Brasília, Capitol riots followed similar playbook
On TikTok and YouTube, videos claiming voter fraud in Brazil’s recent elections have been recirculating for days. On the WhatsApp and Telegram, an image of a poster announcing the date, time and location of the protests were shared. On Facebook and Twitter, hashtags designed to evade detection by the authorities were used by organisers as they descended onto government buildings in the capital, Brasília.
One day after the thousands protested what they falsely claim was a stolen election, misinformation researchers are studying how the internet was used to stoke anger and to organise far-right groups. Many draw a comparison to the January 6 protests two years ago in the US, where thousands broke into the Capitol building in Washington. In both cases, they say, a playbook was used in which online groups, chats and social media sites played a central role.
“Digital platforms were fundamental not only in the extreme right-wing domestic terrorism on Sunday, but also in the entire long process of online radicalisation over the last 10 years in Brazil,” said Michele Prado, an independent researcher who studies digital movements and the Brazilian far right.
She and other misinformation researchers have singled out Twitter and Telegram as playing a central role in organising protests. On Brazilian Telegram channels, there were calls for violence against left-wing politicians and families, and addresses of government offices to attack. There was a call for “patriots” to gather in Brasília on Sunday to “mark a new day” of independence. The hashtag “Festa da Selma” was also widely spread, including by far-right extremists who had previously been banned from the platform, Prado said.

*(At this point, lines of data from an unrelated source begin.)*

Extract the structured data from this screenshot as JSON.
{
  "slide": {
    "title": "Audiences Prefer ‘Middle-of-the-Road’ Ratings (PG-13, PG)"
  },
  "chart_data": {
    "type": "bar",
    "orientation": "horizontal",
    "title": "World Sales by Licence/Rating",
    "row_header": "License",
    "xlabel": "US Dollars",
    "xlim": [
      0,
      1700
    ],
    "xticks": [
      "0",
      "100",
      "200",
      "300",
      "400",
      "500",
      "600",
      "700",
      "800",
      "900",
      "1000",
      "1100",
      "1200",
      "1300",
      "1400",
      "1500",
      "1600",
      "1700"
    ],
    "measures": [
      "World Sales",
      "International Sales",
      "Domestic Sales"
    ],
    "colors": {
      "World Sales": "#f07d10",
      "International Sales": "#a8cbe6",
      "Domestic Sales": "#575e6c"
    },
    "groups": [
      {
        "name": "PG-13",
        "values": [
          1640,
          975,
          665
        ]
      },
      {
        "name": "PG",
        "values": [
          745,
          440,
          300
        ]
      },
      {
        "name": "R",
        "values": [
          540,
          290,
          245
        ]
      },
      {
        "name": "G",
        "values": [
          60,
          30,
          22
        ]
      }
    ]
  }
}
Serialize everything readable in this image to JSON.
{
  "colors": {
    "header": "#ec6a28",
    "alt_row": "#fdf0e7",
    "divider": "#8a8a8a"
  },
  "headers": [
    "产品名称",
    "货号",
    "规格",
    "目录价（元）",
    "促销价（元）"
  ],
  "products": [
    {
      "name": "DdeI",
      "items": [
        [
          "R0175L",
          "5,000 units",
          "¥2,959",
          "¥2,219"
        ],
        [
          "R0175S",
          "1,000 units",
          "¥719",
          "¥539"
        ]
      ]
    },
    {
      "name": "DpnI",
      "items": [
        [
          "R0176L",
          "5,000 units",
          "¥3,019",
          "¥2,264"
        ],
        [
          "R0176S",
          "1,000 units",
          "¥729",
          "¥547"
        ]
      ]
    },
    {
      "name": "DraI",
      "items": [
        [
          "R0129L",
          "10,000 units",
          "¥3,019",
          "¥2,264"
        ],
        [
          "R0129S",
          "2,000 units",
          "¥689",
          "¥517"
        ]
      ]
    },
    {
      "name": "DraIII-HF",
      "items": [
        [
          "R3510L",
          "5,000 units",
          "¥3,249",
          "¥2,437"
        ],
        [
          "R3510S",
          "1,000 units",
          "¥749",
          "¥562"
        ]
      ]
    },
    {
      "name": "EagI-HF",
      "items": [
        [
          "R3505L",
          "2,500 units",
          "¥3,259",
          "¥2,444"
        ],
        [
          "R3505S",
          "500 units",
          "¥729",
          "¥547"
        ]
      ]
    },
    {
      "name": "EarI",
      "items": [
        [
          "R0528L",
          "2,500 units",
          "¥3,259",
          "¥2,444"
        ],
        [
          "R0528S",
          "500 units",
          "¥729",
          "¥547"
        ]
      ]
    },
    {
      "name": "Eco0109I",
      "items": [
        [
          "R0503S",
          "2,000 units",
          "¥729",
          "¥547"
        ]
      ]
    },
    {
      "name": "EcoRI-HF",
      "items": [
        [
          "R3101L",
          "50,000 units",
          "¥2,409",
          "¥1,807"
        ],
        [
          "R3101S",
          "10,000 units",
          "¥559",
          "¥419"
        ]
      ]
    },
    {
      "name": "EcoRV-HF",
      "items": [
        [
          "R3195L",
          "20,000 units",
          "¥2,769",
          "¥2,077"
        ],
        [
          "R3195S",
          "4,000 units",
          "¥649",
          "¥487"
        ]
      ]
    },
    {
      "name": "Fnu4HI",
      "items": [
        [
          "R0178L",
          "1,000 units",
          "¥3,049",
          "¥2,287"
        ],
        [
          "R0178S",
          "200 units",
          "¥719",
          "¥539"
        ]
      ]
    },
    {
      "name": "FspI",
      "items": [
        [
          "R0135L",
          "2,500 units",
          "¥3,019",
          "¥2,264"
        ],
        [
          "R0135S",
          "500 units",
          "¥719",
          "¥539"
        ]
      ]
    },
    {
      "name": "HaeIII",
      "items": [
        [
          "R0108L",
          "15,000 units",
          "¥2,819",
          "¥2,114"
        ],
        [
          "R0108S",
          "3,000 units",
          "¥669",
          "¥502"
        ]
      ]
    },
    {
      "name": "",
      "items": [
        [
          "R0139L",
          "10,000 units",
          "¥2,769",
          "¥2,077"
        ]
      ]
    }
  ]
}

In the months since Elon Musk took over Twitter, far-right figures from around the world have had their accounts reinstated. Prado said that misinformation researchers have been reporting the accounts to Twitter.
Twitter and Telegram did not respond to requests for comment. Meta, the parent company of Facebook, Instagram and WhatsApp, said the company was removing content that supported or praised the attacks.
The protesters in Brazil and the US were inspired by the same extremist ideas and conspiracy theories and were both radicalised online, Prado said. In both cases, she added, social media played a crucial role.